Pierre Vago, nommé architecte en chef de la reconstruction du Mans par l’État le 14 novembre 1945, s’adaptent donc à ces destructions diffuses et aux attentes des élus.

Sur ces plans de programmation, qui permettent de penser le développement de la ville sur plusieurs décennies, Pierre Vago procède selon trois échelles. L’architecte s’attache àla modernisation du territoire communal et propose principalement l’aménagement d’un boulevard annulaire, ou rocade, destiné à fluidifier le trafic dans la ville en détournant les véhicules en transit. Les travaux de la rocade ne débutent qu’en 1973 et la dernière portion est réalisée en 2016.

Pierre Vago apporte des préconisations pour plusieurs quartiers à réaménager, dont celui du Maroc, qui se voit doté d’une nouvelle chapelle paroissiale et d’un terrain de sport, tandis que la partie nord de la cité-jardin est reconstruite. Enfin, un regard attentif est porté sur plusieurs îlots dits « îlots prioritaires », dont celui qui est appelé « viaducnord », situé au nord des voies ferrées, à l’ouest de la ville, et dont les maisons sont entièrement détruites.
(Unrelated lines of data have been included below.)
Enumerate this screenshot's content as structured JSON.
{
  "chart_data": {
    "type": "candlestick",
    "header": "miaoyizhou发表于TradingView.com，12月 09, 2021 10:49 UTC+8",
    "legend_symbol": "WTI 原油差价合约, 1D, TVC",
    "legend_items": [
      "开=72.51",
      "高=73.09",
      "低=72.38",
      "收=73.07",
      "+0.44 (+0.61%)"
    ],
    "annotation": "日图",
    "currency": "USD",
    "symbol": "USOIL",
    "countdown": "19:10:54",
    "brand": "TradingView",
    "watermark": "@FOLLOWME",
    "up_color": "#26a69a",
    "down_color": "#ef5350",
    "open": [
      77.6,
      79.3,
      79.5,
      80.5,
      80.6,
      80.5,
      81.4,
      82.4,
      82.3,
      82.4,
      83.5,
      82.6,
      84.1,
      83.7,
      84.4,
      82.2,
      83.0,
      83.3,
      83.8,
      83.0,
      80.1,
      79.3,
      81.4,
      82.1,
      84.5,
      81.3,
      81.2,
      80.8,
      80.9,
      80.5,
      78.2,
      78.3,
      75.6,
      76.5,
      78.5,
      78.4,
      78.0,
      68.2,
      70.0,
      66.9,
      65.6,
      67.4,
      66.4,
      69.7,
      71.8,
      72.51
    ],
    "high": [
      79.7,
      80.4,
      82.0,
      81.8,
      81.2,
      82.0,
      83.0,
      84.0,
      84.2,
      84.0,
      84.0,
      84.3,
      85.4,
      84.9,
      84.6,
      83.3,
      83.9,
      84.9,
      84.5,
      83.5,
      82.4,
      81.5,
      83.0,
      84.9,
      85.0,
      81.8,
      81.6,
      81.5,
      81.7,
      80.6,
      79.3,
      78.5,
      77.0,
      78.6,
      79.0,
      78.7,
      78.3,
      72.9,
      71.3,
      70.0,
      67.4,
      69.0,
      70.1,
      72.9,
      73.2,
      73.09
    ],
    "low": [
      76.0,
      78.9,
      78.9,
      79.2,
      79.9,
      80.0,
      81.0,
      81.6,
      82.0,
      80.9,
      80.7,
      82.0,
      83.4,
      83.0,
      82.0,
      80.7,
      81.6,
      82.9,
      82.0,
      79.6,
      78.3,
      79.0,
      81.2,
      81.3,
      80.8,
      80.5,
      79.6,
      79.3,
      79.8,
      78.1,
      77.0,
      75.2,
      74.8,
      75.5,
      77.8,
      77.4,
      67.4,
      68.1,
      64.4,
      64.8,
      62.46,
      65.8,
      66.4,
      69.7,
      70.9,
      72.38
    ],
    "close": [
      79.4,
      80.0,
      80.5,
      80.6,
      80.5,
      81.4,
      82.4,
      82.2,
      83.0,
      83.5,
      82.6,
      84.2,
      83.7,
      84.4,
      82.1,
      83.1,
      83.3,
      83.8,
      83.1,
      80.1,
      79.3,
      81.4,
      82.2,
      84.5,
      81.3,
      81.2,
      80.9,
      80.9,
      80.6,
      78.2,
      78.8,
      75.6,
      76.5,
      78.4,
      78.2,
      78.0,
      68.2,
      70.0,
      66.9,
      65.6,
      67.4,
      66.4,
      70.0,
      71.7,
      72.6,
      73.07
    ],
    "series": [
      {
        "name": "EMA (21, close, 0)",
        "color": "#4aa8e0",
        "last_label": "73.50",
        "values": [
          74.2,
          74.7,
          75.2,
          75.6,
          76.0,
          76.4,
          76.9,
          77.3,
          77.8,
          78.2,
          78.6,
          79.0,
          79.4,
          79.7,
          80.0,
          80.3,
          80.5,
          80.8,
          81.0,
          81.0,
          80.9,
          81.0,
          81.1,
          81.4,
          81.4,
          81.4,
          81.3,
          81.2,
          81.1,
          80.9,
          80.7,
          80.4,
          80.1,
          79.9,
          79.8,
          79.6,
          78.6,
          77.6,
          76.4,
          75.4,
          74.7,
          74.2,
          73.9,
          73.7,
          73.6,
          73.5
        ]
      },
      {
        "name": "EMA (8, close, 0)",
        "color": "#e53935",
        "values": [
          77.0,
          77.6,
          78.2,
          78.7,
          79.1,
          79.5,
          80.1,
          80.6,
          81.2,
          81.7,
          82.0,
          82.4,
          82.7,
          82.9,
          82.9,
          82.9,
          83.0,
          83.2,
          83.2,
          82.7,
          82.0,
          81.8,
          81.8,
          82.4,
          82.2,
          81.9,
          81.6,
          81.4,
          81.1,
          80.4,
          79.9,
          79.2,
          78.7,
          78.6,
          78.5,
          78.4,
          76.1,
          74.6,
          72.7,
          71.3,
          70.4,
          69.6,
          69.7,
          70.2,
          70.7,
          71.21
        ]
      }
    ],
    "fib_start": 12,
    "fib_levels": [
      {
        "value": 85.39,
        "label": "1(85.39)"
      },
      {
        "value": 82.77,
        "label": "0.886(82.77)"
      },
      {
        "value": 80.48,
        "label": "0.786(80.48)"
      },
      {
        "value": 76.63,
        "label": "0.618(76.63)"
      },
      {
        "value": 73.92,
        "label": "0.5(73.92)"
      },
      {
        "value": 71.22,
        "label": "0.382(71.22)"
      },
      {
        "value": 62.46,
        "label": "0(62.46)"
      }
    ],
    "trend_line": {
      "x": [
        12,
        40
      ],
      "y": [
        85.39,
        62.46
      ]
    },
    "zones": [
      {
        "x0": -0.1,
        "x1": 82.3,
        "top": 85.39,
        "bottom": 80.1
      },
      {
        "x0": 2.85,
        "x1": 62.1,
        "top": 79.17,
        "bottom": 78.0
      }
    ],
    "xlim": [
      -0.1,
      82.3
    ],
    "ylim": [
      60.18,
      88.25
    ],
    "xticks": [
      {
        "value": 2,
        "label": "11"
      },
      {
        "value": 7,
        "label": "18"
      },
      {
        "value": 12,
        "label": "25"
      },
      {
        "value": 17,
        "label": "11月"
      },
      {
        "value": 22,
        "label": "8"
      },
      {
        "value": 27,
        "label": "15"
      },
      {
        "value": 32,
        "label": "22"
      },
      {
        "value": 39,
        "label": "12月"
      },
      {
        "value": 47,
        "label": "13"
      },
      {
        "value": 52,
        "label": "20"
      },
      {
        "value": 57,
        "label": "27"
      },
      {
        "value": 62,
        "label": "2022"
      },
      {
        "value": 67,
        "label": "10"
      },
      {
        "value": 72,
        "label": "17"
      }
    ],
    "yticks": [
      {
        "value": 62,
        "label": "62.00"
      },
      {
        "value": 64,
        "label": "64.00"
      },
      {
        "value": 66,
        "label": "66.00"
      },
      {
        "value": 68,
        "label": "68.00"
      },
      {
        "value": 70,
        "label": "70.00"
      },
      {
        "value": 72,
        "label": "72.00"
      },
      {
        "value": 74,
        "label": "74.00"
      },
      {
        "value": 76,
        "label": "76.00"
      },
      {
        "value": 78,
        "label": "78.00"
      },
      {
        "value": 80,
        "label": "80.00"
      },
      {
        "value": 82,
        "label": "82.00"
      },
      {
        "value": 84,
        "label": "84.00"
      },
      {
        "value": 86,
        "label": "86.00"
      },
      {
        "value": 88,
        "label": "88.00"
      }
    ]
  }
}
Aprèsqu’il a été envisagé de conserver cet espace pour y aménager un parc destiné aux enfants du quartier, en mal d’espaces verts, la décision d’une reconstruction globale de l’ îlot est privilégiée : les échanges avec la municipalité évoquent la difficulté de consacrer une vaste parcelle à un espace vert dans un contexte extrêmement tendu lié à la pénurie de logements. Ce croisement est certainement, avec la partie nord de la cité-jardin du Maroc, l’ensemble programmé le plus vaste et le mieux conservé de la reconstruction de la ville. La déclaration de sinistre est réalisée en 1944 par l’architecte manceau Pierre Goussin, agréé architecte de la reconstruction du Mans par le ministère. Les propriétaires procèdent au montage d’une association (Association de reconstruction du Mans) pour faire établir les plans du lotissement par les architectes agréés Pierre Goussin et Maurice Levasseur. La livraison des bâtiments en béton, avec un parement en briques qui détonne dans le quartier, a lieu en 1949.

Parallèlement au plan d’aménagement, des déblaiements encadrés par la municipalité débutent dès août 1945 dans les quartiers sinistrés, et les premières conventions passées avec le MRU (ministère de la Reconstruction et de l’Urbanisme) datent de 1946. Les subventions accordées pour la reconstruction des maisons et immeubles isolés, touchés par les bombardements, sont versées après dépôtde dossiers pour obtenir l’arrêté accordant le certificat de conformité pour bâtiment sinistré ; 158 maisons et 24 immeubles, entièrement ou partiellement détruits, ont fait l’objet d’une demande de subvention. Lefaible nombre d’immeubles correspond à la typologie du bâti manceau, majoritairement constitué de maisons individuelles. Ce principe s’inverse après la Seconde Guerre mondiale pour répondre à l’urgence de la création de logements. Une nouvelle génération d’une quinzaine d’architectes agréés émerge alors et s’impose sur la scène mancelle.